どの自治体も「若者」を大切にしていました。
若い世代の意見、若い世代の発想を大事にしているところは、希望に溢れ、必ず発展するものと確信します。
障がい者の方々が働く「がんばりやさんカフェ」。
本日、このカフェにて、障がい者福祉施設等を運営するNPO法人北アルプスの風の皆様と、大町市議会社会文教委員会との意見交換会を開催しました。

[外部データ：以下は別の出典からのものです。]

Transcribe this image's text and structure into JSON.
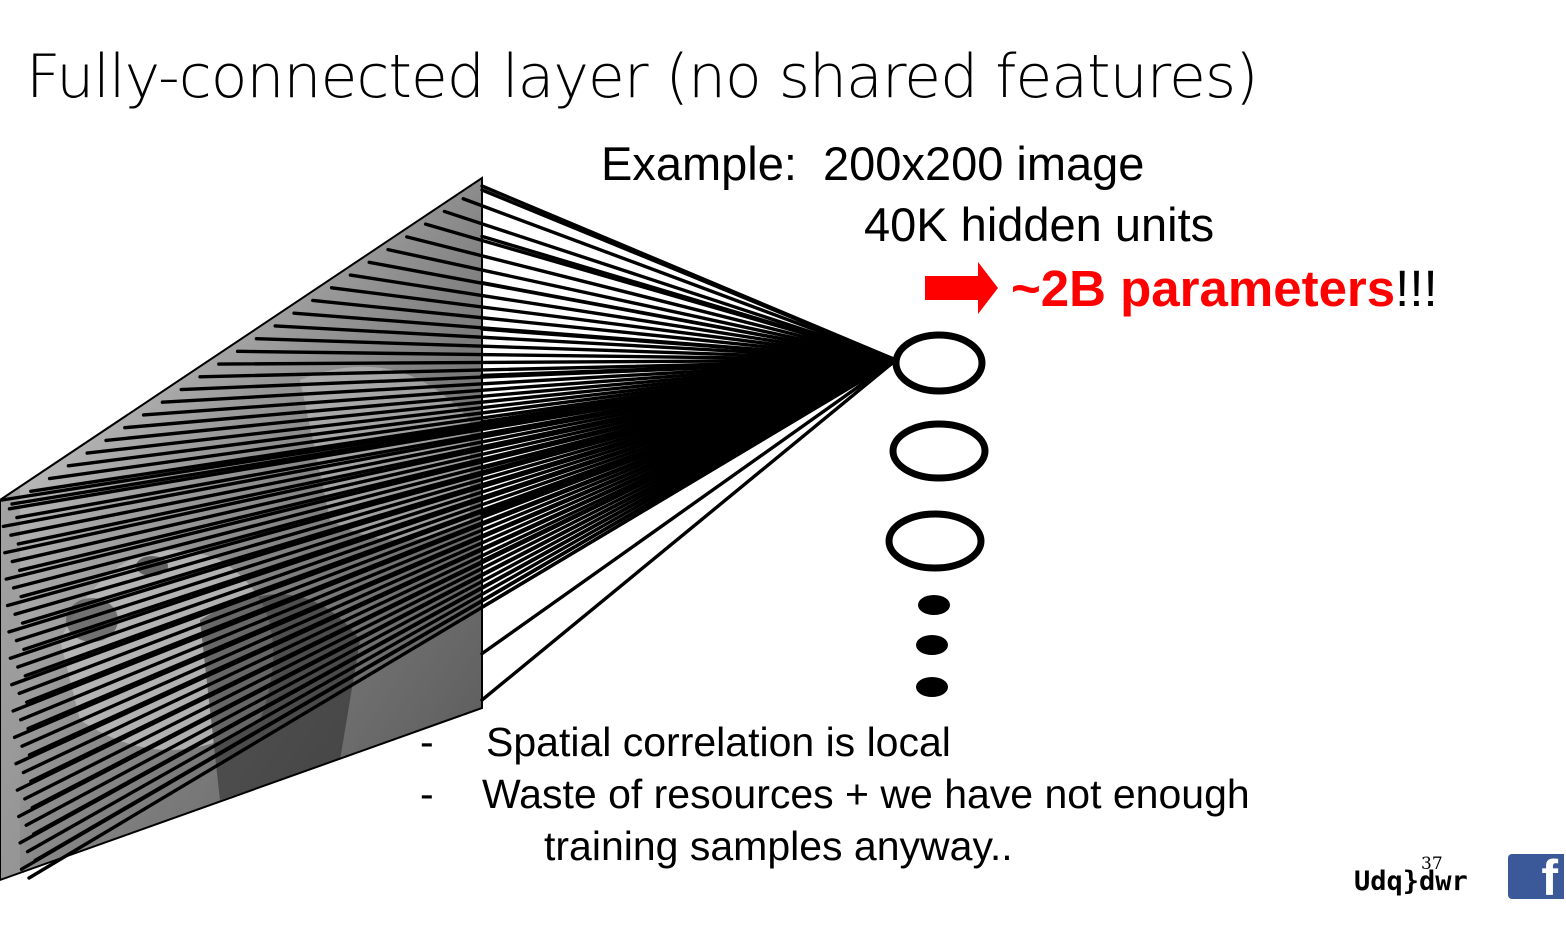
{
  "slide": {
    "title": "Fully-connected layer (no shared features)",
    "example_line1": "Example:  200x200 image",
    "example_line2": "40K hidden units",
    "params_highlight": "~2B parameters",
    "params_suffix": "!!!",
    "bullets": [
      "Spatial correlation is local",
      "Waste of resources + we have not enough",
      "training samples anyway.."
    ],
    "bullet_marker": "-",
    "footer_brand": "Udq}dwr",
    "page_number": "37",
    "social_letter": "f"
  },
  "colors": {
    "accent": "#ff0000",
    "facebook": "#3b5998"
  },
  "icons": [
    "right-arrow-icon",
    "facebook-icon"
  ]
}
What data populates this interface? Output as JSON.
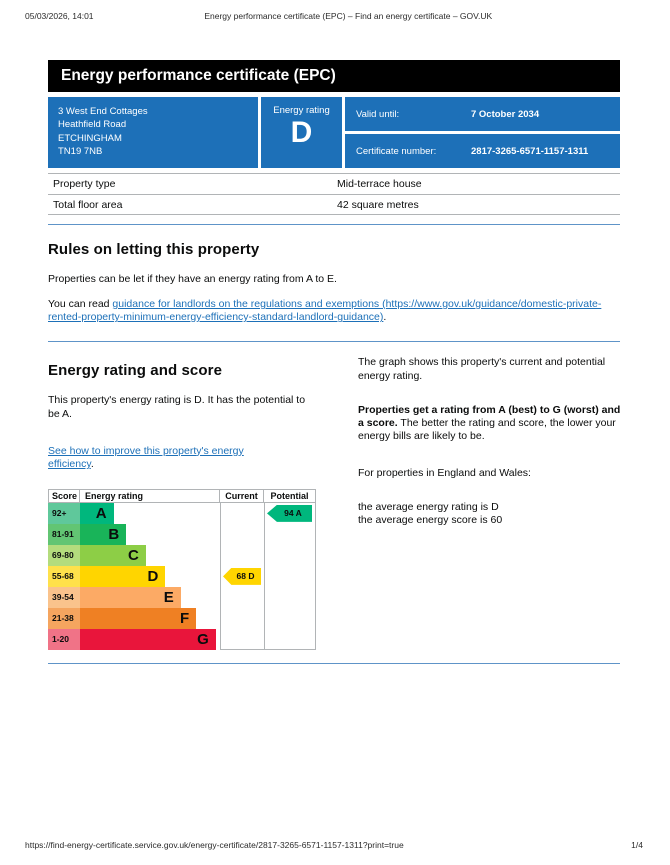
{
  "print_header": {
    "datetime": "05/03/2026, 14:01",
    "title": "Energy performance certificate (EPC) – Find an energy certificate – GOV.UK"
  },
  "banner": {
    "title": "Energy performance certificate (EPC)"
  },
  "summary": {
    "address_lines": [
      "3 West End Cottages",
      "Heathfield Road",
      "ETCHINGHAM",
      "TN19 7NB"
    ],
    "energy_rating_label": "Energy rating",
    "energy_rating": "D",
    "valid_until_label": "Valid until:",
    "valid_until": "7 October 2034",
    "certificate_number_label": "Certificate number:",
    "certificate_number": "2817-3265-6571-1157-1311",
    "box_color": "#1d70b8"
  },
  "property_table": {
    "rows": [
      {
        "label": "Property type",
        "value": "Mid-terrace house"
      },
      {
        "label": "Total floor area",
        "value": "42 square metres"
      }
    ]
  },
  "letting_rules": {
    "heading": "Rules on letting this property",
    "para1": "Properties can be let if they have an energy rating from A to E.",
    "para2_prefix": "You can read ",
    "para2_link": "guidance for landlords on the regulations and exemptions (https://www.gov.uk/guidance/domestic-private-rented-property-minimum-energy-efficiency-standard-landlord-guidance)",
    "para2_suffix": "."
  },
  "rating_section": {
    "heading": "Energy rating and score",
    "para1": "This property's energy rating is D. It has the potential to be A.",
    "link_text": "See how to improve this property's energy efficiency",
    "link_suffix": ".",
    "right": {
      "para1": "The graph shows this property's current and potential energy rating.",
      "para2_bold": "Properties get a rating from A (best) to G (worst) and a score.",
      "para2_rest": " The better the rating and score, the lower your energy bills are likely to be.",
      "para3": "For properties in England and Wales:",
      "avg_line1": "the average energy rating is D",
      "avg_line2": "the average energy score is 60"
    }
  },
  "chart_data": {
    "type": "bar",
    "title": "EPC energy rating graph",
    "headers": [
      "Score",
      "Energy rating",
      "Current",
      "Potential"
    ],
    "bands": [
      {
        "score": "92+",
        "letter": "A",
        "color": "#00b77d",
        "score_color": "#5fc89b",
        "width_pct": 24
      },
      {
        "score": "81-91",
        "letter": "B",
        "color": "#19b459",
        "score_color": "#62c573",
        "width_pct": 33
      },
      {
        "score": "69-80",
        "letter": "C",
        "color": "#8dce46",
        "score_color": "#b4dc7d",
        "width_pct": 47
      },
      {
        "score": "55-68",
        "letter": "D",
        "color": "#ffd500",
        "score_color": "#ffe14b",
        "width_pct": 61
      },
      {
        "score": "39-54",
        "letter": "E",
        "color": "#fcaa65",
        "score_color": "#fac38c",
        "width_pct": 72
      },
      {
        "score": "21-38",
        "letter": "F",
        "color": "#ef8023",
        "score_color": "#f5a55f",
        "width_pct": 83
      },
      {
        "score": "1-20",
        "letter": "G",
        "color": "#e9153b",
        "score_color": "#f07387",
        "width_pct": 97
      }
    ],
    "current": {
      "score": 68,
      "letter": "D",
      "label": "68 D",
      "band_index": 3,
      "color": "#ffd500"
    },
    "potential": {
      "score": 94,
      "letter": "A",
      "label": "94 A",
      "band_index": 0,
      "color": "#00b77d"
    }
  },
  "print_footer": {
    "url": "https://find-energy-certificate.service.gov.uk/energy-certificate/2817-3265-6571-1157-1311?print=true",
    "page": "1/4"
  }
}
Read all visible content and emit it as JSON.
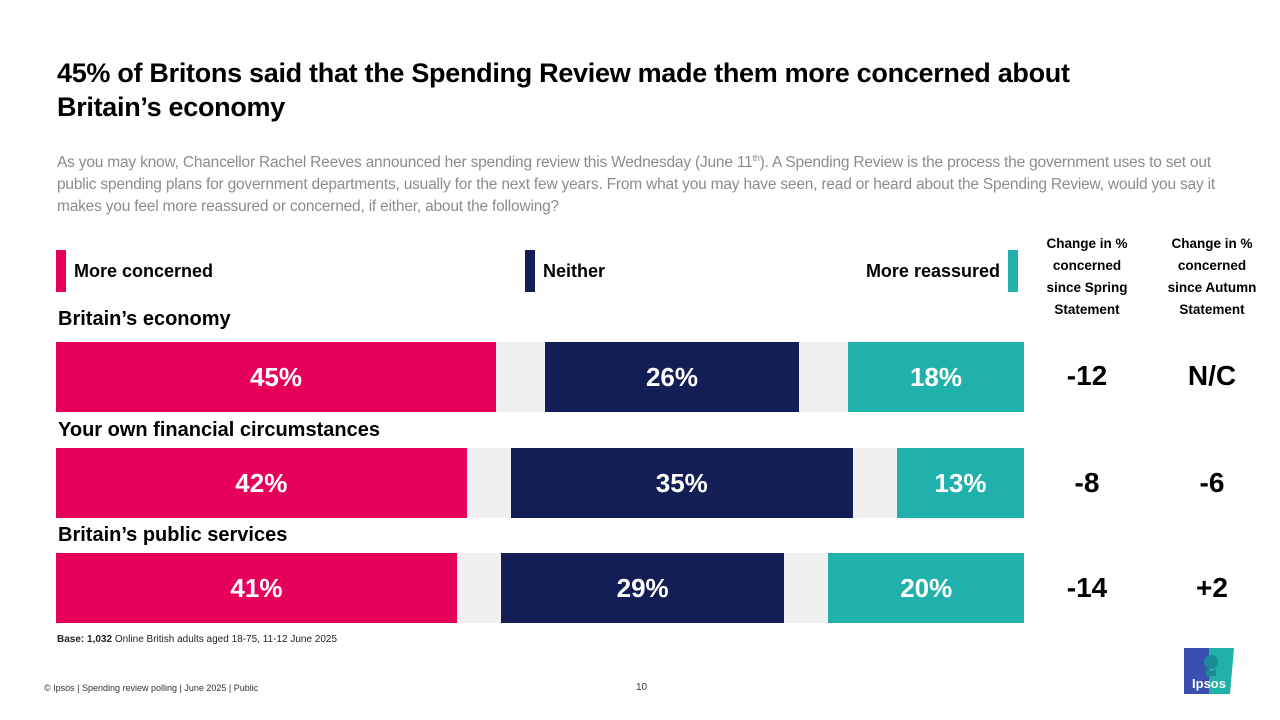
{
  "header": {
    "title": "45% of Britons said that the Spending Review made them more concerned about Britain’s economy",
    "subtitle_pre": "As you may know, Chancellor Rachel Reeves announced her spending review this Wednesday (June 11",
    "subtitle_sup": "th",
    "subtitle_post": "). A Spending Review is the process the government uses to set out public spending plans for government departments, usually for the next few years. From what you may have seen, read or heard about the Spending Review, would you say it makes you feel more reassured or concerned, if either, about the following?"
  },
  "colors": {
    "concerned": "#e6005c",
    "neither": "#131d56",
    "reassured": "#21b1ad",
    "gap": "#f0f0f0"
  },
  "chart_data": {
    "type": "bar",
    "orientation": "horizontal-stacked",
    "title": "45% of Britons said that the Spending Review made them more concerned about Britain’s economy",
    "categories": [
      "Britain’s economy",
      "Your own financial circumstances",
      "Britain’s public services"
    ],
    "series": [
      {
        "name": "More concerned",
        "values": [
          45,
          42,
          41
        ]
      },
      {
        "name": "Neither",
        "values": [
          26,
          35,
          29
        ]
      },
      {
        "name": "More reassured",
        "values": [
          18,
          13,
          20
        ]
      }
    ],
    "data_labels": [
      [
        "45%",
        "26%",
        "18%"
      ],
      [
        "42%",
        "35%",
        "13%"
      ],
      [
        "41%",
        "29%",
        "20%"
      ]
    ],
    "legend": [
      "More concerned",
      "Neither",
      "More reassured"
    ],
    "legend_placement": "top",
    "xlim": [
      0,
      100
    ],
    "unit": "%",
    "side_columns": [
      {
        "header": "Change in % concerned since Spring Statement",
        "values": [
          "-12",
          "-8",
          "-14"
        ]
      },
      {
        "header": "Change in % concerned since Autumn Statement",
        "values": [
          "N/C",
          "-6",
          "+2"
        ]
      }
    ]
  },
  "column_headers": {
    "spring": [
      "Change in %",
      "concerned",
      "since Spring",
      "Statement"
    ],
    "autumn": [
      "Change in %",
      "concerned",
      "since Autumn",
      "Statement"
    ]
  },
  "base": {
    "label": "Base:",
    "count": "1,032",
    "text": "Online British adults aged 18-75, 11-12 June 2025"
  },
  "footer": {
    "text": "© Ipsos | Spending review polling | June 2025 | Public",
    "page_number": "10"
  },
  "logo": {
    "text": "Ipsos",
    "icon": "ipsos-logo-icon"
  }
}
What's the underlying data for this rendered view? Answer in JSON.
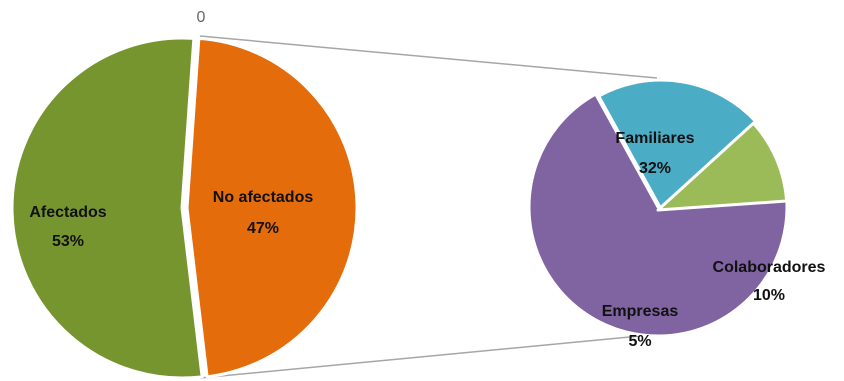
{
  "chart_data": {
    "type": "pie",
    "subtype": "pie-of-pie",
    "main_pie": {
      "slices": [
        {
          "label": "Afectados",
          "value": 53,
          "value_label": "53%",
          "color": "#77952F"
        },
        {
          "label": "No afectados",
          "value": 47,
          "value_label": "47%",
          "color": "#E46C0A"
        }
      ],
      "split_point_label": "0"
    },
    "secondary_pie": {
      "slices": [
        {
          "label": "Familiares",
          "value": 32,
          "value_label": "32%",
          "color": "#8064A2"
        },
        {
          "label": "Colaboradores",
          "value": 10,
          "value_label": "10%",
          "color": "#4BACC6"
        },
        {
          "label": "Empresas",
          "value": 5,
          "value_label": "5%",
          "color": "#9BBB59"
        }
      ]
    },
    "connector_color": "#A6A6A6"
  }
}
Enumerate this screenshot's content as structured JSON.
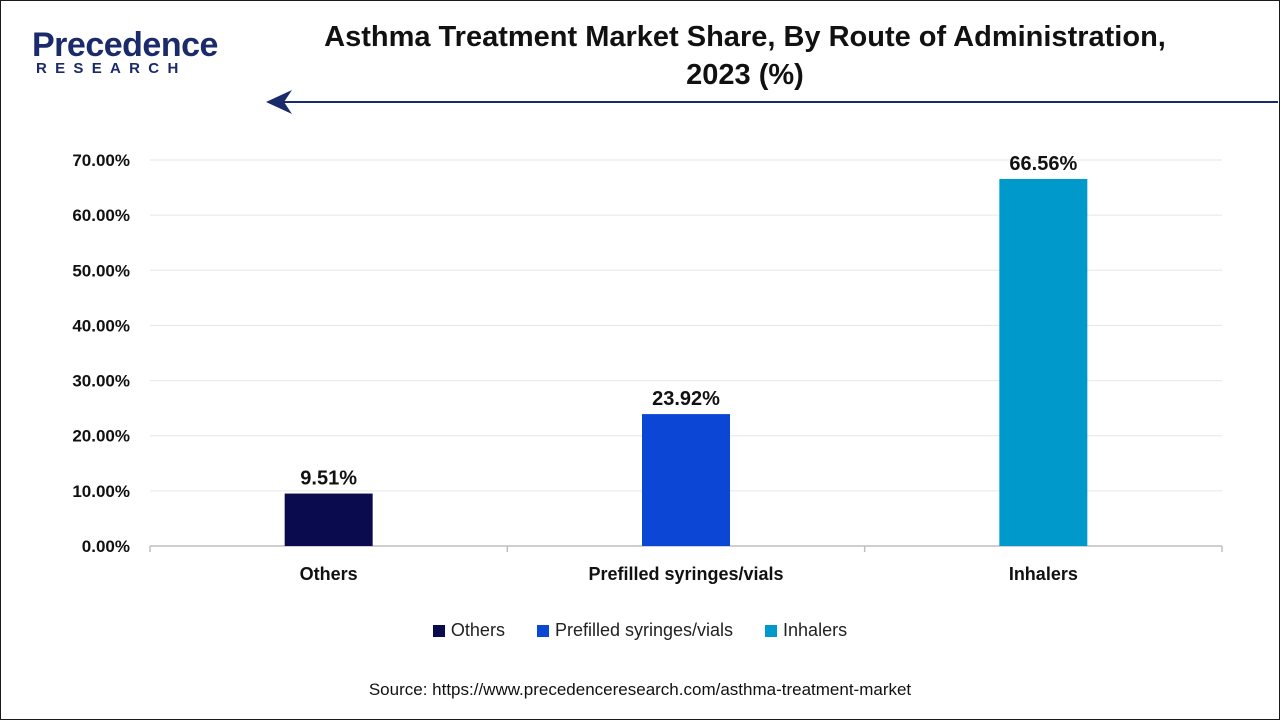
{
  "logo": {
    "brand": "Precedence",
    "sub": "RESEARCH"
  },
  "title_line1": "Asthma Treatment Market Share, By Route of Administration,",
  "title_line2": "2023 (%)",
  "source": "Source: https://www.precedenceresearch.com/asthma-treatment-market",
  "colors": {
    "accent": "#1b2a6b"
  },
  "chart_data": {
    "type": "bar",
    "title": "Asthma Treatment Market Share, By Route of Administration, 2023 (%)",
    "categories": [
      "Others",
      "Prefilled syringes/vials",
      "Inhalers"
    ],
    "values": [
      9.51,
      23.92,
      66.56
    ],
    "value_labels": [
      "9.51%",
      "23.92%",
      "66.56%"
    ],
    "colors": [
      "#0a0a4f",
      "#0c46d4",
      "#0099cc"
    ],
    "ylim": [
      0,
      70
    ],
    "yticks": [
      0,
      10,
      20,
      30,
      40,
      50,
      60,
      70
    ],
    "ytick_labels": [
      "0.00%",
      "10.00%",
      "20.00%",
      "30.00%",
      "40.00%",
      "50.00%",
      "60.00%",
      "70.00%"
    ],
    "xlabel": "",
    "ylabel": "",
    "grid": true,
    "legend": "bottom",
    "legend_entries": [
      "Others",
      "Prefilled syringes/vials",
      "Inhalers"
    ]
  }
}
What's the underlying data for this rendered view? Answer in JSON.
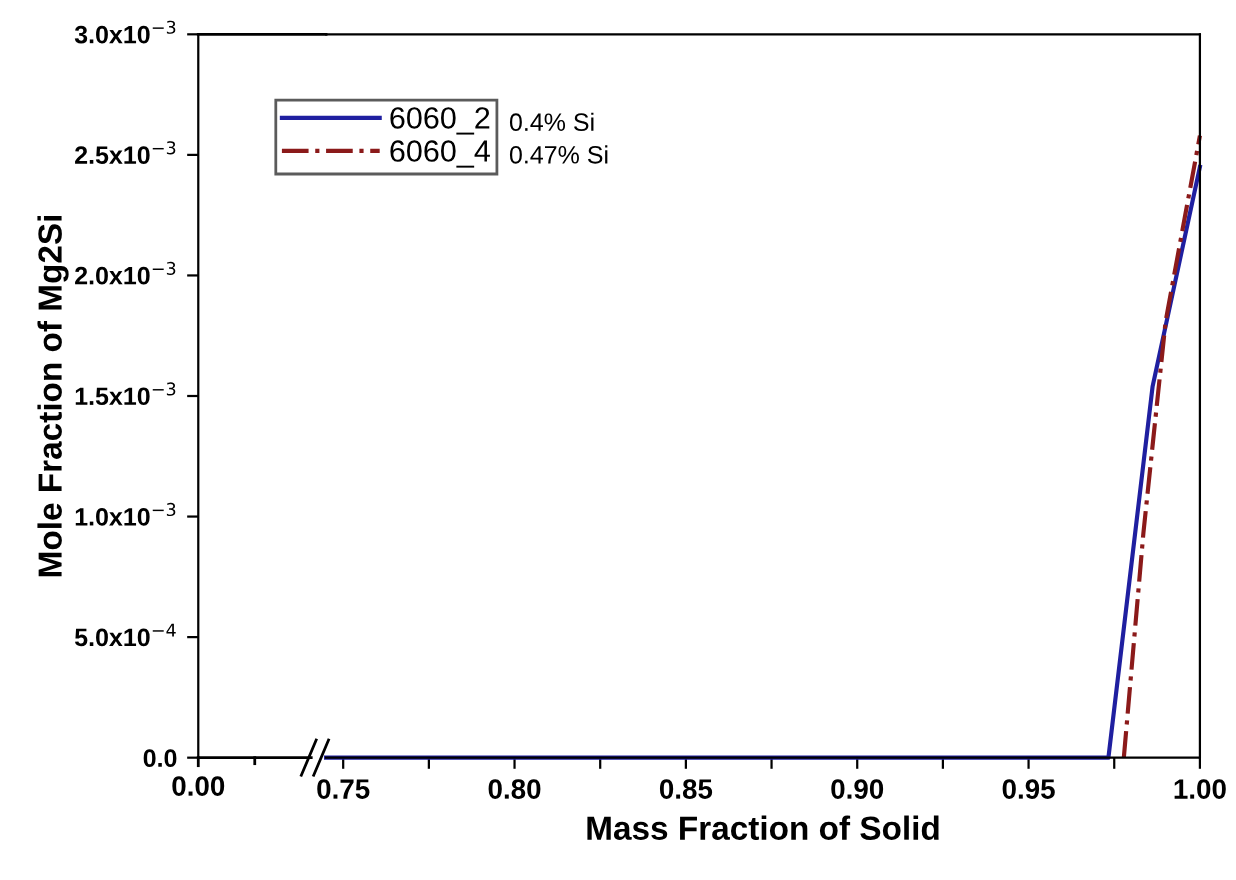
{
  "chart_data": {
    "type": "line",
    "xlabel": "Mass Fraction of Solid",
    "ylabel": "Mole Fraction of Mg2Si",
    "xlim": [
      0.745,
      1.0
    ],
    "xticks": [
      {
        "value": 0.75,
        "label": "0.75"
      },
      {
        "value": 0.775,
        "label": null
      },
      {
        "value": 0.8,
        "label": "0.80"
      },
      {
        "value": 0.825,
        "label": null
      },
      {
        "value": 0.85,
        "label": "0.85"
      },
      {
        "value": 0.875,
        "label": null
      },
      {
        "value": 0.9,
        "label": "0.90"
      },
      {
        "value": 0.925,
        "label": null
      },
      {
        "value": 0.95,
        "label": "0.95"
      },
      {
        "value": 0.975,
        "label": null
      },
      {
        "value": 1.0,
        "label": "1.00"
      }
    ],
    "ylim": [
      0,
      0.003
    ],
    "yticks": [
      {
        "value": 0,
        "label": "0.0"
      },
      {
        "value": 0.0005,
        "label": "5.0x10$^{−4}$"
      },
      {
        "value": 0.001,
        "label": "1.0x10$^{−3}$"
      },
      {
        "value": 0.0015,
        "label": "1.5x10$^{−3}$"
      },
      {
        "value": 0.002,
        "label": "2.0x10$^{−3}$"
      },
      {
        "value": 0.0025,
        "label": "2.5x10$^{−3}$"
      },
      {
        "value": 0.003,
        "label": "3.0x10$^{−3}$"
      }
    ],
    "series": [
      {
        "name": "6060_2",
        "color": "#1f1fa0",
        "line_style": "solid",
        "x": [
          0.745,
          0.9733,
          0.9862,
          1.0
        ],
        "values": [
          0,
          0,
          0.00154,
          0.00245
        ]
      },
      {
        "name": "6060_4",
        "color": "#8b1a1a",
        "line_style": "dashdot",
        "x": [
          0.9778,
          0.9835,
          0.99,
          1.0
        ],
        "values": [
          0,
          0.00093,
          0.00181,
          0.00258
        ]
      }
    ],
    "annotations": [
      "0.4% Si",
      "0.47% Si",
      "0.00"
    ],
    "grid": false,
    "legend": "top left"
  }
}
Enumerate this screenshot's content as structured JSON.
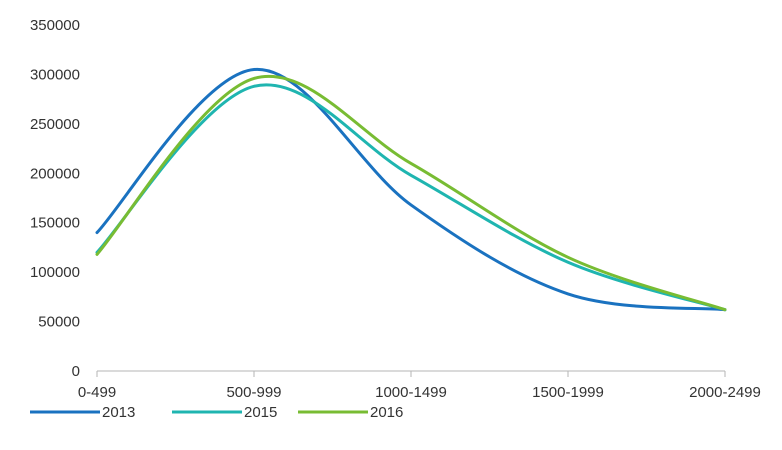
{
  "chart_data": {
    "type": "line",
    "categories": [
      "0-499",
      "500-999",
      "1000-1499",
      "1500-1999",
      "2000-2499"
    ],
    "series": [
      {
        "name": "2013",
        "values": [
          140000,
          305000,
          168000,
          78000,
          62000
        ],
        "color": "#1a72c0"
      },
      {
        "name": "2015",
        "values": [
          120000,
          288000,
          198000,
          110000,
          62000
        ],
        "color": "#1fb5b0"
      },
      {
        "name": "2016",
        "values": [
          118000,
          296000,
          210000,
          115000,
          62000
        ],
        "color": "#78bc33"
      }
    ],
    "y_ticks": [
      "0",
      "50000",
      "100000",
      "150000",
      "200000",
      "250000",
      "300000",
      "350000"
    ],
    "ylim": [
      0,
      350000
    ],
    "smooth": true,
    "grid": false,
    "legend_position": "bottom-left"
  }
}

障がいを持つお子さんを育ててこられたお母さん方にお集まりいただき、ずっと胸に秘められた思いを、お話しいただきました。
お子さんと言っても、すでに成人した方も多く、お母さんが一人で抱きかかえてお風呂に入れたりできないご家庭も多くなってきています。
お母さんたちご家族も年齢を重ねていく中で、お子さんの将来を案じる思いは切実です。
高齢者の介護については、これまでの地域包括ケアシステムの取り組みにより、まだまだ課題はあるものの、日本全国隅々まで、「高齢者が住み慣れた地域で自分らしく生活することができる環境」が整いつつあります。
しかし、同じケアを必要とする「子ども」たちやそのご家族に対する福祉環境は、まだまだ課題が多く、地域による格差も大きいと言わざるを得ません。
長野県は、障がい者福祉に対する取り組みが全国でも先進的であると言われますが、それは決して長野県の障がい者福祉が満遍(まんべん)なく充実しているというわけではありません。
大北地域の障がい者福祉についても、特に医療的なケアを必要とする重度の心身障がいをもつ子どもたちへのサービスは、大きな課題となっています。
今日参加された一人のお母さんは、最近ご自身が10日ほど入院され、地元の福祉事業所さんにお子さんを預かっていただき本当に助かりましたと、涙を浮かべながらお話ししてくださいました。しかし、重度の障がいを持つお子さんについては、地元の福祉事業所さんではお預かりが難しく、大きな課題となっているのです。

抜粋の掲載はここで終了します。